In the end all of this is about the same thing. Cutting the time we humans spend reviewing, cutting the human cost, and cutting the token cost. It's not magic, it's plumbing.
The right tool, not the perfect one
If we lived in an ideal world, we'd all use the most expensive, smartest model for everything and be done with it. But in a business you don't use the perfect tools, you use the right ones. The one that gets the work done, is fast, and is balanced on price. There's no point pulling out the most expensive, perfect model for a task that a simple, cheap, fast one does just as well.
Building this whole setup has its cost. The fallback has to be configured and maintained. The local server has to be administered, and it's not free in time even if it is on the monthly bill.
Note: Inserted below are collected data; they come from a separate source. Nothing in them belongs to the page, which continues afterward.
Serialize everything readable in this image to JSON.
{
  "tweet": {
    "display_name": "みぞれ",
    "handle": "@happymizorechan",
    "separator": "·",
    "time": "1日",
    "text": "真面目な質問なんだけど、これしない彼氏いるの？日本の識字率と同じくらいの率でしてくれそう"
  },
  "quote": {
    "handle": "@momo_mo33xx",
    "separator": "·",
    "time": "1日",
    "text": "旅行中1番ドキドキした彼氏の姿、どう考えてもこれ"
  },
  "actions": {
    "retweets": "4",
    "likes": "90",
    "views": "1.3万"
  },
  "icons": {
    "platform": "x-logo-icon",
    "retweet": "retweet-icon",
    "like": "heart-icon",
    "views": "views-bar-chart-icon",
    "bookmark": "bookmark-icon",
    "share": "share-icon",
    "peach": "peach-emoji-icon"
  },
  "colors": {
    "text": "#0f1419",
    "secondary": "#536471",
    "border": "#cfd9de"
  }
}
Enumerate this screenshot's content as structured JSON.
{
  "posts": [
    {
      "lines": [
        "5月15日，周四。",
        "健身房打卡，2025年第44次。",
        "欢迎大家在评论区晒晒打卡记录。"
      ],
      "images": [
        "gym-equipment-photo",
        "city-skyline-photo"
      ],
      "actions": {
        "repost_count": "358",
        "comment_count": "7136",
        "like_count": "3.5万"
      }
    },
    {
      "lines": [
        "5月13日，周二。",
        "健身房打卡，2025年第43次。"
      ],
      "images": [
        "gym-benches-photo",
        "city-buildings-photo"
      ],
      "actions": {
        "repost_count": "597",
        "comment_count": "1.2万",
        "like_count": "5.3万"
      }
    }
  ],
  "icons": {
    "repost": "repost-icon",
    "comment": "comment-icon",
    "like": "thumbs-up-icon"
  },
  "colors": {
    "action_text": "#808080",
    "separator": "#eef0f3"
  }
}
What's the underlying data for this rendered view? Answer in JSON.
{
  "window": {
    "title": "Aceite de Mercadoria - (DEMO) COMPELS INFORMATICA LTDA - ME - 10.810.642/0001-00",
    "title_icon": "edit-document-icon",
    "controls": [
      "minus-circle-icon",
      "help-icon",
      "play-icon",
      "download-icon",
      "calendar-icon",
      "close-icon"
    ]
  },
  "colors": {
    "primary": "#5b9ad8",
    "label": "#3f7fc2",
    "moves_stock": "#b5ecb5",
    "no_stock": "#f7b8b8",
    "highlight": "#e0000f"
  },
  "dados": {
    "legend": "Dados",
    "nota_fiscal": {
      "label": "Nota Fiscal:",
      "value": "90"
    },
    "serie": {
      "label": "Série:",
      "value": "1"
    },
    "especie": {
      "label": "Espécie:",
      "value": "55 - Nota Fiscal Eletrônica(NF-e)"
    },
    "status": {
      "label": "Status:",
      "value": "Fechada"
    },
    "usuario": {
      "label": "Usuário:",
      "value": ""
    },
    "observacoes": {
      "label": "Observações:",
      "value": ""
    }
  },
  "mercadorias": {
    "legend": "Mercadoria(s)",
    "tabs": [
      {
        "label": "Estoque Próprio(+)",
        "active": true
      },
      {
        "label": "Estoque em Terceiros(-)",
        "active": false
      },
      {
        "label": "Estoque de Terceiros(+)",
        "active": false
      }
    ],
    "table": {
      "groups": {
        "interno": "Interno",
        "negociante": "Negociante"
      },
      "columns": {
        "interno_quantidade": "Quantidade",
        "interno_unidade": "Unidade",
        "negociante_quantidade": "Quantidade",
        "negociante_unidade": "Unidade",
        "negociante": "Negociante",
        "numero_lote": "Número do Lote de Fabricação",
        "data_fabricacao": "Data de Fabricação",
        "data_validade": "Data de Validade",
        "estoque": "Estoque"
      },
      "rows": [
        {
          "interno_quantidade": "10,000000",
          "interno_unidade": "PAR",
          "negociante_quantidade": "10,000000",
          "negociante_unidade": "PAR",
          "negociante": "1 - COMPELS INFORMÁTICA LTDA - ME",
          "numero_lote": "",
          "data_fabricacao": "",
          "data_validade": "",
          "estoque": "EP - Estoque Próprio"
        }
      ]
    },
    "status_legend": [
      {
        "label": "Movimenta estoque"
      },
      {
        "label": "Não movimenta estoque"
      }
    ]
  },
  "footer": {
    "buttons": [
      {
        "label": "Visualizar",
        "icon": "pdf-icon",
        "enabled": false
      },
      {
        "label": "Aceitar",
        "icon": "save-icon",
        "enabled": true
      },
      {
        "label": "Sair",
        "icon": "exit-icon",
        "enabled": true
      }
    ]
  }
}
The self-improving skills system I'm still tuning, and I don't know whether the return will make up for all the hours I'm pouring into it. And above all, this field moves so fast that half of what I've written here might be obsolete in six months.
I don't want my ability to work depending on whether a company thousands of kilometers away is having a good day today, on whether its API is online, on whether they haven't raised prices, or on whether some government decides this is the month to cut off the tap. I'd rather spread the risk, even if it costs me more work, even if it's never quite finished.